Do we mean product training, support centers, tutorials, or workshops? What about podcasts, white papers, or blog posts?
You could easily argue that any time we're providing information to our customers, we are educating them. And if that’s the case, how do we define the scope and content strategy for a customer education initiative?
Define and categorize existing content
The first place to start is by defining and categorizing any existing customer-facing content across the organization.
Generally, there will be content that serves one of three primary purposes: marketing, thought-leadership, and education. Notice I said “primary” purpose, because we know marketing content can also educate, thought leadership content can serve as a marketing tool, and so on.

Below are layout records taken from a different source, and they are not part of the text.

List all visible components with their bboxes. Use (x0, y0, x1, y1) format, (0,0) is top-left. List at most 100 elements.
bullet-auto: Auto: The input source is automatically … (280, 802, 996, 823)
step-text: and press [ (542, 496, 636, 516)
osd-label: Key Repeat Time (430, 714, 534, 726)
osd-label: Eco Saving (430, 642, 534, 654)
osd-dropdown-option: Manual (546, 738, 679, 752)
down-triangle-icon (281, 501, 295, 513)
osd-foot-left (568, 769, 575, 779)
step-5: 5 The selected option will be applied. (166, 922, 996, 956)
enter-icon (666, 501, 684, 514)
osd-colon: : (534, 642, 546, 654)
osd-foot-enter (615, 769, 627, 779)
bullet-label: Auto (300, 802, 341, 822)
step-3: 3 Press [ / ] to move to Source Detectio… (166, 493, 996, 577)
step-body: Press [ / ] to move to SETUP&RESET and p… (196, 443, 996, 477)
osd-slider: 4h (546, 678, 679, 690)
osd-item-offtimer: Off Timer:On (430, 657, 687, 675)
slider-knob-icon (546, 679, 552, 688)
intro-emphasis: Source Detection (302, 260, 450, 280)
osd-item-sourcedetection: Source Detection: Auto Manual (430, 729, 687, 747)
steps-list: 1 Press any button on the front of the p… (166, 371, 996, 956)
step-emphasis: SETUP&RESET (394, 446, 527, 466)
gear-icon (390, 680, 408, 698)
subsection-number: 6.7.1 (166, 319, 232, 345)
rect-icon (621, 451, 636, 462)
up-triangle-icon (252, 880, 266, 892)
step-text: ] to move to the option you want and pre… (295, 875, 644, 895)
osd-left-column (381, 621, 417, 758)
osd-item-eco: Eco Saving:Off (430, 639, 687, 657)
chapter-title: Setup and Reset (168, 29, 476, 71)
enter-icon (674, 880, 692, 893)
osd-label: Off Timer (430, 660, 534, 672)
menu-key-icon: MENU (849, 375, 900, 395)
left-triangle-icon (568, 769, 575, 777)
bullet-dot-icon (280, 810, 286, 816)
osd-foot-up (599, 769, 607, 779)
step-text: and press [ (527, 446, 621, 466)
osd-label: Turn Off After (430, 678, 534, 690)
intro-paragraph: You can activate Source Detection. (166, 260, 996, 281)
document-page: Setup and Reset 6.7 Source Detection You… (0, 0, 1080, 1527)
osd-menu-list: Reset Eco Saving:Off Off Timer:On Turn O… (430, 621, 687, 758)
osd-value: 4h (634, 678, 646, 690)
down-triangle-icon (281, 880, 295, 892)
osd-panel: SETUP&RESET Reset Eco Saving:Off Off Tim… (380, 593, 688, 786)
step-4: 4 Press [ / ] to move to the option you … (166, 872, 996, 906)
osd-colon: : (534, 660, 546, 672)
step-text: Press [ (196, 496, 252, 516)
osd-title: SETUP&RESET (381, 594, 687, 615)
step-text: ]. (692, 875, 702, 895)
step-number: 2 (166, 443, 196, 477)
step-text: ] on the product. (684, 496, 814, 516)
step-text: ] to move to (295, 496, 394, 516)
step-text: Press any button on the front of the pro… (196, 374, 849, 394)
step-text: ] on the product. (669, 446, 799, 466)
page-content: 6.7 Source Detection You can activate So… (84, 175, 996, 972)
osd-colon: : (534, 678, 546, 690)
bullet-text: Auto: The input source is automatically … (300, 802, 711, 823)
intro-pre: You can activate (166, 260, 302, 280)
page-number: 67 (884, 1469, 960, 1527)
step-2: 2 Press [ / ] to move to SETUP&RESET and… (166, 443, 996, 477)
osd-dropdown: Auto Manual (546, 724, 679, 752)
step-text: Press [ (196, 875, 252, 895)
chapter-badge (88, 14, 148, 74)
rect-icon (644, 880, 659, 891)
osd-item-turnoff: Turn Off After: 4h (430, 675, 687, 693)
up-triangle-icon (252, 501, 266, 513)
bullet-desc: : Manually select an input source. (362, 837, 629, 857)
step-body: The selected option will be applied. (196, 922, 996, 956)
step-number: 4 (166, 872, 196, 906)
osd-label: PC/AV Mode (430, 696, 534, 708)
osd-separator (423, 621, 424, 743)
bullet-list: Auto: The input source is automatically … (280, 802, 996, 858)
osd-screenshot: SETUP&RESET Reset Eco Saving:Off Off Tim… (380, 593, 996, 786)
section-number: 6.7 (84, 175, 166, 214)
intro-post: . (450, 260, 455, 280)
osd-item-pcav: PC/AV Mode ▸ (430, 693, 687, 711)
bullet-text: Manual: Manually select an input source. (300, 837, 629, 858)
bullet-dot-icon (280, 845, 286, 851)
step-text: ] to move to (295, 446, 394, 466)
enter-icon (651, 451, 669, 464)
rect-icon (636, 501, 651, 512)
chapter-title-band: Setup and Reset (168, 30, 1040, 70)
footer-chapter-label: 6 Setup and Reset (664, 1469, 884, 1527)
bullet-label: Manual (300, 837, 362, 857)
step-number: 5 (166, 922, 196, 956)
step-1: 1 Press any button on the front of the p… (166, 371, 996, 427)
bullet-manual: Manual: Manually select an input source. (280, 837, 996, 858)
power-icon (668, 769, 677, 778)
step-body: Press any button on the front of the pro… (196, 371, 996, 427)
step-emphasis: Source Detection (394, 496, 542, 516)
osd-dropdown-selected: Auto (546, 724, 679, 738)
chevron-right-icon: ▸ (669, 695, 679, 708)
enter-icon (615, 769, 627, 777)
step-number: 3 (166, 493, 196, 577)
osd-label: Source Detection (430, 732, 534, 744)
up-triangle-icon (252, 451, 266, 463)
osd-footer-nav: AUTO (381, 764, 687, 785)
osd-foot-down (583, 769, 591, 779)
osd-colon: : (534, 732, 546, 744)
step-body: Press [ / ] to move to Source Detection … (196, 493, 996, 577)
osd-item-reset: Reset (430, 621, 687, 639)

But, when looking at primary goals, marketing content is focused on building awareness and conversions. We want marketing content to reach a wide audience, and we measure success through reach, engagement, and call-to-action metrics.
Thought-leadership content, which may include webinars, podcasts, and white papers, is related to marketing but builds on brand awareness by establishing trust and loyalty. Those success metrics may focus on customer sentiment.
This leaves education content, which is intended to drive longer-term behavior change in the way customers interact with the organization's products and services. The measure of success here should be the business impact we see from those changed behaviors.
Now that we’ve categorized all customer-facing content across three broad categories, let’s further the discussion by exploring specific types of education content.
Types of education content
Here’s an illustration I like to use:
Let’s say you’re learning to drive a car for the first time. Would you pull out your car’s owner manual to begin? Of course not. You’d likely sign up for a driver’s ed course where you’ll learn, over a period of time, the competencies needed to be a safe and confident driver.
Now let’s say you already know how to drive but just purchased a new car, and you’re not sure what kind of fuel to use. Would you sign up for a driver’s ed course? Obviously not. This is where the owner’s manual comes in quite handy.
You’ll see from this illustration that we have two very different, yet equally important types of educational content.
The first (driver’s ed course) is curriculum-based, outcome-driven education that builds conceptual understanding and teaches specific competencies. The second (owner’s manual) is reference material; help articles, how-to tutorials, and glossaries.
Customers will want access to the second type of content when they’re seeking an answer to a specific question and want to know how a feature or process works.
Sometimes organizations new to customer education may only consider the latter, focusing on how-to articles or short demonstrations. Understandably, it’s an easier place to start. But fully educating your customers should involve more than simply instructing them in what different buttons do.
It involves enabling them to think critically about why and when they’d click one button over another. This is where the curriculum-based education comes into play. This typically takes the form of self-paced e-learning, live interactive workshops, or a hybrid approach. This type of content builds on concepts that empower the learner to make confident decisions and maximize their experience with the organization’s offerings.
So you see, while 'customer education' could be a very broad term that includes all content that informs and educates customers, it’s beneficial for organizations to consider specifically the scope and purpose of their customer education initiative and how it fits within the existing content strategy.
It’s equally important to provide education that enables customers to both use product features correctly and think critically about how, when, and why to use those features. To do this well, we use two types of educational content: how-to tutorials or reference articles, and curriculum-based, outcome-driven courses.